How Additional Adjustment Aid has worked is for at least the last two cycles, Choice districts have gotten Additional Adjustment Aid when they lost Choice students, in order to prevent them for losing any total aid. For instance, Hoboken, Englewood, and several other Choice districts lost Choice students last year. If the Choice formula had been followed these districts would have lost money, but Christie proposed, the NJSBA supported, and the legislature approved these districts keeping money that they had no right to. The amounts are quite large. For instance, Hoboken got $255,000. Englewood $497,000.
Now for 2015-16 Choice enrollment in these districts has ticked up again. This should mean that these districts would just get more Choice money and less Additional Adjustment Aid, but no, the DOE is not even following this.
But no, now these districts are keeping all their Additional Adjustment Aid and just getting more Choice money.
This is like owning a stock but someone else compensates you when the stock goes down, and you still gain money whenever the stock goes up.
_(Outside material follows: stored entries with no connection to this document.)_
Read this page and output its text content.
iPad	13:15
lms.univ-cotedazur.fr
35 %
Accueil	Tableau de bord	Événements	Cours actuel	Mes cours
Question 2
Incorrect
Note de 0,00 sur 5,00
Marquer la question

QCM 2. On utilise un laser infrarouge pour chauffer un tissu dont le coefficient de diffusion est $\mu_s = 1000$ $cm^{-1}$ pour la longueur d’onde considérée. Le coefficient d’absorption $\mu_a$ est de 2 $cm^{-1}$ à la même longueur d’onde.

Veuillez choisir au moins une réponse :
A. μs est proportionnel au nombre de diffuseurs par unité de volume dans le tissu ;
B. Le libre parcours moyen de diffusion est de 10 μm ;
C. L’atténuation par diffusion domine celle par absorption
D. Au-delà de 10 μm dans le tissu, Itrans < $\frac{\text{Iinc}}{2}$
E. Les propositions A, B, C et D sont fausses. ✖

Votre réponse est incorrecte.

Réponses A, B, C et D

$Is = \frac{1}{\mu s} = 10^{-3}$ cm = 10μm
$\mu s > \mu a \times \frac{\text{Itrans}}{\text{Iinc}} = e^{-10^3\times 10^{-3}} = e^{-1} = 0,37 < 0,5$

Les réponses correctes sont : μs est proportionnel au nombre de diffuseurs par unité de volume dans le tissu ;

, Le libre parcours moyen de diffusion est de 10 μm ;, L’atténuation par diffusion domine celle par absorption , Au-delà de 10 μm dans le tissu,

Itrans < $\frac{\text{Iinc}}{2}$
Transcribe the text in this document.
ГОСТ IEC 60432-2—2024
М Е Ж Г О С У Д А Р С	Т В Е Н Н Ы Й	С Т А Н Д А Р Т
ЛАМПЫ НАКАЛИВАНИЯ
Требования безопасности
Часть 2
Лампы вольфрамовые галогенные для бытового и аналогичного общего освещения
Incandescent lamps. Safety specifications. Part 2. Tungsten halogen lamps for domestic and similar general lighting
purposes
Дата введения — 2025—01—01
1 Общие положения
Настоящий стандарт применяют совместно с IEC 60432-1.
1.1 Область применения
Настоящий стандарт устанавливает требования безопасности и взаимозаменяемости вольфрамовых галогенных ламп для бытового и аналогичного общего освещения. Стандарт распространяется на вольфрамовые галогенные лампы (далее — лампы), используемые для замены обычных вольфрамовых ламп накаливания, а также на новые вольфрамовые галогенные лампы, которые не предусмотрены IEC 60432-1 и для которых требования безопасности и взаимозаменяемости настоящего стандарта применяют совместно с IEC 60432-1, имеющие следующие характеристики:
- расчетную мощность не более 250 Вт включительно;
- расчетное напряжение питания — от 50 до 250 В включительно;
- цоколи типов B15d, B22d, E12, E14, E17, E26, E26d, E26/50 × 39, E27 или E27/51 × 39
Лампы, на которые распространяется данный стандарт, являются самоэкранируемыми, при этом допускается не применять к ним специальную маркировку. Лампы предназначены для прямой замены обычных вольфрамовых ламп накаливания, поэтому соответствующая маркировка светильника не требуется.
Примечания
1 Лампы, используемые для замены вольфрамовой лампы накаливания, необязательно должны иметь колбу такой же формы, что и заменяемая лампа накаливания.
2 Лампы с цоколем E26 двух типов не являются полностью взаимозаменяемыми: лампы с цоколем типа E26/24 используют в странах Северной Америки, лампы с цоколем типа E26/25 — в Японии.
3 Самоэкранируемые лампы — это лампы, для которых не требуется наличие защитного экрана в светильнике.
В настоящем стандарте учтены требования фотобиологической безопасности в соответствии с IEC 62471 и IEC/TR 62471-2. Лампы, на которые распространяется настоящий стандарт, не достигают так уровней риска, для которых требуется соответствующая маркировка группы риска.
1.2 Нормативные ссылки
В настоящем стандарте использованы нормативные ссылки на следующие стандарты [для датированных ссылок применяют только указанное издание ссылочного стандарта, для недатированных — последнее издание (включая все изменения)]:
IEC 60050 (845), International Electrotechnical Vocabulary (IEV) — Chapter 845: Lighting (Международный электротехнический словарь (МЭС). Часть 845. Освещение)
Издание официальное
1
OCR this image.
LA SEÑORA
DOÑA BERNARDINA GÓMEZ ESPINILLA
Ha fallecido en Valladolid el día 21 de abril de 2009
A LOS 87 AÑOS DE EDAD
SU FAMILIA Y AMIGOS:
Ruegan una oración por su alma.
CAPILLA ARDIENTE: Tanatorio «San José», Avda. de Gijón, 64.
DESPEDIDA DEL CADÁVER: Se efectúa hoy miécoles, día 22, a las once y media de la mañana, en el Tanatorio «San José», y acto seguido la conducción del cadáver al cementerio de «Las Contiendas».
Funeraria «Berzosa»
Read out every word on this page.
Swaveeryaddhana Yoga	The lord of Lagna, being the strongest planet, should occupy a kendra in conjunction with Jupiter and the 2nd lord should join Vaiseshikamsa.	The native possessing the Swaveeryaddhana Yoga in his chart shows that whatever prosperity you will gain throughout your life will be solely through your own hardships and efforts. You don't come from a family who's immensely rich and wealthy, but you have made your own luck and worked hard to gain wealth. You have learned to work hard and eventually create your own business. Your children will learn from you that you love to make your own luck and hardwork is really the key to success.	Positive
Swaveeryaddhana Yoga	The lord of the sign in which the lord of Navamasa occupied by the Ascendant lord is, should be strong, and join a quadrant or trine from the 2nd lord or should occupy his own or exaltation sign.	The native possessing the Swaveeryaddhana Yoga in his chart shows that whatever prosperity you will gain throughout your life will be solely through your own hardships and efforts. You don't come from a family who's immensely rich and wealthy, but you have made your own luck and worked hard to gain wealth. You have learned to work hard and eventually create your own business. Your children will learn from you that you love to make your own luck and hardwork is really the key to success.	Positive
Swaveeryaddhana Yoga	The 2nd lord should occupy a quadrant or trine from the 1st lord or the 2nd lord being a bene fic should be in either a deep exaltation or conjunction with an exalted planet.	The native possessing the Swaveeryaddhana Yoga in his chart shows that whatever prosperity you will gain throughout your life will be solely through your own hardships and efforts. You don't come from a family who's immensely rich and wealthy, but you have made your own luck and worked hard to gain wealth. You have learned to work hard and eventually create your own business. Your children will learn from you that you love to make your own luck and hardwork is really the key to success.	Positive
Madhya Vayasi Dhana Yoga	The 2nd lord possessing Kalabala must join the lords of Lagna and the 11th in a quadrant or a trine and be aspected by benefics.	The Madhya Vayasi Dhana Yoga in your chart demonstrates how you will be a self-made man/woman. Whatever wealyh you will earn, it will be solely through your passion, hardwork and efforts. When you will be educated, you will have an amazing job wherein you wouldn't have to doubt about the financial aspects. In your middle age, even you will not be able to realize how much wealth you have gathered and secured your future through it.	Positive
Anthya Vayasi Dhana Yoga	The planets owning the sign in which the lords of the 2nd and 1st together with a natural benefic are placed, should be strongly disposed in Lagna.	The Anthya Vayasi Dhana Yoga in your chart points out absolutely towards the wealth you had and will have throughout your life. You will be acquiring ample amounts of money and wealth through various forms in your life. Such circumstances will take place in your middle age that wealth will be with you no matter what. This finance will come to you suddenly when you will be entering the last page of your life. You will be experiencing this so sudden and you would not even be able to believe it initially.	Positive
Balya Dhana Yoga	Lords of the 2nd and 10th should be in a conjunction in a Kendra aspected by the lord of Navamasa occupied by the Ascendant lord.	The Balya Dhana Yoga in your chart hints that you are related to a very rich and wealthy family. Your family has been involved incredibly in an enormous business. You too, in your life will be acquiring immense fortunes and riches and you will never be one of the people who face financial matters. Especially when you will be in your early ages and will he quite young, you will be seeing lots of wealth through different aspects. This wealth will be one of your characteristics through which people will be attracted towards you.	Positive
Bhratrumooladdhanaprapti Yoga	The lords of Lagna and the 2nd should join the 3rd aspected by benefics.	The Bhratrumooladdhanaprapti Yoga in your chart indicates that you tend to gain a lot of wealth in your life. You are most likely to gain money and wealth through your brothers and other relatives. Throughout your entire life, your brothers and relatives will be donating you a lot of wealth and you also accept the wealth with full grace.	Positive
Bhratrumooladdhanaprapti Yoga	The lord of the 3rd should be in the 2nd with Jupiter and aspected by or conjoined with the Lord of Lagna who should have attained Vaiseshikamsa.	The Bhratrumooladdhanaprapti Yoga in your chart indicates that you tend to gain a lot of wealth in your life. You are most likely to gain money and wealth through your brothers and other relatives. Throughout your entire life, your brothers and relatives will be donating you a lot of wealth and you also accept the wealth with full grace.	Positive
It's a one-way ratchet up that other districts statewide have to pay for.
The system is awful and more people should be willing to say so.
The more I study the more and more unfair Interdistrict Choice is.
ReplyDeleteGreen Township in Sussex County is getting another $236,600 for _seven_ kids. That's $33,800 per Choice student.
http://newsinnj.com/9-county-school-districts-to-receive-more-state-aid/
Yes... this is totally unfair... Nothing can be change!!